American herpetologist Romulus Whitaker helped Indians start milking snakes for their venom to make anti-venoms, the only cure for snakebite

A wolf snake (Credit: Ranjit Lal)A wolf snake (Credit: Ranjit Lal)

In the ‘old days’ if you found a snake in your garden, you screamed and sent for the snake charmer. If he was not too busy entertaining a crowd with his basketful of deadly if defanged cobras and his been (a musical wind instrument) and maybe a mongoose, he would come over and find the snake. Well, he had to because otherwise he would have had none, to entertain you with. So India earned a reputation of being a land of snake charmers.

Today, there’s a new breed of snake charmers around in Africa, Australia, the United States and India: usually comprising gung-ho young men or women, or couples who love snakes and do their best for them. This means, rescuing them from unsuitable locations and releasing them in areas more congenial to the reptiles. And since this is the age of information, the whole procedure is professionally videoed and made into a production complete with suitable background music scores.

So is this all really for self-aggrandisement? Not quite because their main intention is (a) to rescue the snake from its unsuitable accommodation and prevent it from being killed or biting someone. And (b), to educate the awed crowd on how to deal with snakes and avoid attracting them into their homes and from getting bitten. And if the worst happens — what to do

Some 50,000 to 60,000 people die of snakebites in India every year, many needlessly and most in our vast rural areas.

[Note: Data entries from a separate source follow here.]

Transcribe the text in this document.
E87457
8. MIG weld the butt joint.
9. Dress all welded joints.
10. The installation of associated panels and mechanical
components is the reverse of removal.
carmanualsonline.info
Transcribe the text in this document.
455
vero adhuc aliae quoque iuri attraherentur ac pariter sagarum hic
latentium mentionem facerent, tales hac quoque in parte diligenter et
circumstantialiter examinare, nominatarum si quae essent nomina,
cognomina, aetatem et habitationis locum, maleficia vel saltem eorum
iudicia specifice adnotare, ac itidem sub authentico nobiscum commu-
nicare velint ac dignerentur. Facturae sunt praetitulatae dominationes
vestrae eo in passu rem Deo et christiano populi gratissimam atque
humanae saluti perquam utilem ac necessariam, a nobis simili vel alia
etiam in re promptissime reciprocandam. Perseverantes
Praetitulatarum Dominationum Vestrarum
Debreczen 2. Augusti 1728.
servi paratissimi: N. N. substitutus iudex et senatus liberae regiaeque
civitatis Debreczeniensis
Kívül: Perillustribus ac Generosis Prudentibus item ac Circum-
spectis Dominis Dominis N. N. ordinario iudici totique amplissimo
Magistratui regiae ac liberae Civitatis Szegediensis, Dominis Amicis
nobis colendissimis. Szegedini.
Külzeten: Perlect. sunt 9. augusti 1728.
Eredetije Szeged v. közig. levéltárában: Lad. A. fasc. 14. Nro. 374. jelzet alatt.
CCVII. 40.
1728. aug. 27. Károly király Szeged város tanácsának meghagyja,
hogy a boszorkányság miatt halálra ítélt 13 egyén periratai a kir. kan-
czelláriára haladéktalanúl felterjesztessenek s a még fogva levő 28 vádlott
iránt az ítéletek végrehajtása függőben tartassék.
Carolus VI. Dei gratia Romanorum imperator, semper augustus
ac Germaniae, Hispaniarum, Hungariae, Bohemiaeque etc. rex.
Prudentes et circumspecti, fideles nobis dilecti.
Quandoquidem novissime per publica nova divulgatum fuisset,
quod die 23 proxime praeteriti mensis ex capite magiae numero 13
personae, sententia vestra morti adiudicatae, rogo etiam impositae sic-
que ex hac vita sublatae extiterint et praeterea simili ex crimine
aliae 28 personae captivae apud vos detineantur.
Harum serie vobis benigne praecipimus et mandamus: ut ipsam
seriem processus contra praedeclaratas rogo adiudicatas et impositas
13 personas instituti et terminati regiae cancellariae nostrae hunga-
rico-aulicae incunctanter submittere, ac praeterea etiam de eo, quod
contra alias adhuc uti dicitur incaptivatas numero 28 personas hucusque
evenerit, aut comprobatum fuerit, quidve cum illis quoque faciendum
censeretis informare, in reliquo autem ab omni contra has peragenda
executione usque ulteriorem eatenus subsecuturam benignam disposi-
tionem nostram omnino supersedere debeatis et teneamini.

Rice fields attract cobras like a Michelin-starred restaurant would a gourmand because of the number of rats, bandicoots and frogs they (both?!) harbour. So do homes where grain and other foodstuffs are stored and spilt in dark corners. People working in fields and those at home, cooking (usually women) are barefoot; a careless step on a cobra or Russell’s viper lying low and well, that’s that.

Most rural folks don’t have access to suitable hospitals where anti-venom is available or don’t have the transport to take them there in time. Anyway, many of them believe that the traditional hocus pocus jiggery-pokery treatment suggested by the local witch doctor or traditional healer will cure them. It does not.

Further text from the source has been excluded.